Pobjeda, which was state-owned at the time, from September 2011 to April 2012 published articles in which the journalists were called derogatory names such as scum, dogs, “professional counterfeiters” and “media bullies in skirts”.

At that time, the editor-in-chief of Pobjeda was Kusovac, but after he left the position, he was appointed head of the Montenegrin government’s public relations bureau.

Tadic Mijovic expressed satisfaction after the verdict.

“One of the main creators of the case, Srdjan Kusovac, is a senior state figure today and head of the government’s [PR] bureau. His current position and all the privileges he has been able to seize appear to be a reward for his editorial achievements, for which the state is now paying court fees and penalties,” she told Vijesti newspaper.

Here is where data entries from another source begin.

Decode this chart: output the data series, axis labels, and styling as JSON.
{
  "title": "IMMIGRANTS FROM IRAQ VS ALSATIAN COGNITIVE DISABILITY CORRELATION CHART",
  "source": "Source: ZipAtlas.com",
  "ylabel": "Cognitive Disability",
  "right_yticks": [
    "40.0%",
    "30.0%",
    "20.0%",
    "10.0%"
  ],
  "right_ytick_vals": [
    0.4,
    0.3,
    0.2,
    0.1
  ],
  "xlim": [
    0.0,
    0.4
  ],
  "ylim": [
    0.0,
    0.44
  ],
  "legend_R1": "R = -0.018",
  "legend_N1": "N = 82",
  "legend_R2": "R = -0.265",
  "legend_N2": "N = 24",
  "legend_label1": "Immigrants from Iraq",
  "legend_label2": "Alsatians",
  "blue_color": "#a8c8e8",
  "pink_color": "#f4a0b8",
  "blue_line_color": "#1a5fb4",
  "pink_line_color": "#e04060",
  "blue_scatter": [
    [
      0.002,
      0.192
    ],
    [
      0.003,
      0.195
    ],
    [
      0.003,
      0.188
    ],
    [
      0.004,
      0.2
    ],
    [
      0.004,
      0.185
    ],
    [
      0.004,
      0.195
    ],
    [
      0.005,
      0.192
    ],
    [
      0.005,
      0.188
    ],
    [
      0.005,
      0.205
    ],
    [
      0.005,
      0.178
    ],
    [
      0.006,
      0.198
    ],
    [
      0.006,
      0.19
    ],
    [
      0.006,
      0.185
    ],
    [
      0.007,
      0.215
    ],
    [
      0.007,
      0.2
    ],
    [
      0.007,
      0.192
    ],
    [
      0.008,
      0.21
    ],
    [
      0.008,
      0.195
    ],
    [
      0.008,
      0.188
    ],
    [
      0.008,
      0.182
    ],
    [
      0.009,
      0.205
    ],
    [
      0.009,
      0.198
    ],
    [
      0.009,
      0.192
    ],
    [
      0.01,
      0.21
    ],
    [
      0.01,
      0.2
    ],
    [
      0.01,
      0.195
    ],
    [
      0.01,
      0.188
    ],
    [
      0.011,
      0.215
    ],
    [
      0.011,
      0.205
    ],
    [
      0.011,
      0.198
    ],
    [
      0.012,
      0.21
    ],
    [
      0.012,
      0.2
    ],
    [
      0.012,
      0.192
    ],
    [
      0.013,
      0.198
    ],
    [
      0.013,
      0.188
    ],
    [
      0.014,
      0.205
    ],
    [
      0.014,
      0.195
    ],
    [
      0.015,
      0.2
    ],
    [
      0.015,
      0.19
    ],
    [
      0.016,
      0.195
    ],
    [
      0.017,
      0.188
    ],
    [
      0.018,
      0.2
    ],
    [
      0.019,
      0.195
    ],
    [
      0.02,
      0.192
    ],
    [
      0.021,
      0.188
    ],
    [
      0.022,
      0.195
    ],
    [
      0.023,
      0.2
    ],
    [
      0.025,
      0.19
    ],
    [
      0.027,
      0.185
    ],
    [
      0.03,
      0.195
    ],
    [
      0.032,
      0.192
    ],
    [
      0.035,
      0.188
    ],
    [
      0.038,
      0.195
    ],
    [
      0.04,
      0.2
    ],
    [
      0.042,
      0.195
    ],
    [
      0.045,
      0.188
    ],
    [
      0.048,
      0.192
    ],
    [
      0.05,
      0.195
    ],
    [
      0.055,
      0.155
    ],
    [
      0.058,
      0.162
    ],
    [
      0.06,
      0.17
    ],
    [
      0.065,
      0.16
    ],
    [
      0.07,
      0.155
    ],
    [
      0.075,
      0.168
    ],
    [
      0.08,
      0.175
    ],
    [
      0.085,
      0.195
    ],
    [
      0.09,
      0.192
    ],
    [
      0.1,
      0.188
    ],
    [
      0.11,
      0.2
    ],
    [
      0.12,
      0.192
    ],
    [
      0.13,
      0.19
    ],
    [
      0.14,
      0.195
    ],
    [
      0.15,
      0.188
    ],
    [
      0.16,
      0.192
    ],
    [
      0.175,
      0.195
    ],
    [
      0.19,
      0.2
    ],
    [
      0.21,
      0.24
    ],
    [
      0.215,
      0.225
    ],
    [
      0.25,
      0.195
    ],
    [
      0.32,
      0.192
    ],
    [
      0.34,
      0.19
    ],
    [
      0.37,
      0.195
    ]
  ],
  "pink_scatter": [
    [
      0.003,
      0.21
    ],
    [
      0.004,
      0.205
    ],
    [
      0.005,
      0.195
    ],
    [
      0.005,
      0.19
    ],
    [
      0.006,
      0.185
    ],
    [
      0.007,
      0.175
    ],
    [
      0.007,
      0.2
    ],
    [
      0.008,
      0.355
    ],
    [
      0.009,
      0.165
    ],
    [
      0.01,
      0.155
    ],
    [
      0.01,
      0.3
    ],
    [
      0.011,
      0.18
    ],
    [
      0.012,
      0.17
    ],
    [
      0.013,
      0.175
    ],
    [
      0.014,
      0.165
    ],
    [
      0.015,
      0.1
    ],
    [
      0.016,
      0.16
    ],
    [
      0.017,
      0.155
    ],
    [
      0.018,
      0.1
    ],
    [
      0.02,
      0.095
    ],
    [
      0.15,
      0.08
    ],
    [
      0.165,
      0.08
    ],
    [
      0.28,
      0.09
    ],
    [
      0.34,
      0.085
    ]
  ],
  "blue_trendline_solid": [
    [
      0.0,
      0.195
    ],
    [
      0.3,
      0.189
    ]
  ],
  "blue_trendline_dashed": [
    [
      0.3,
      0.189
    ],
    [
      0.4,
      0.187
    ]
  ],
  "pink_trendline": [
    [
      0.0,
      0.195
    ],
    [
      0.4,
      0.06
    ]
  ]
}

Known as a sharp critic of the government of Prime Minister Milo Djukanovic, Tadic Mijovic is a former editor of the only weekly magazine in Montenegro, Monitor, and is now editor at the Center for Investigative Journalism, CIN.

In a separate case in Belgrade in July 2016, a court ruled against news website E-novine for defaming Mijovic and ordered it to pay her about 8,000 euros.

According to the verdict, several articles that the website published in 2013 and 2014, as well as insulting captions under the photographs in the articles, focused on “demeaning the personality of the journalist”.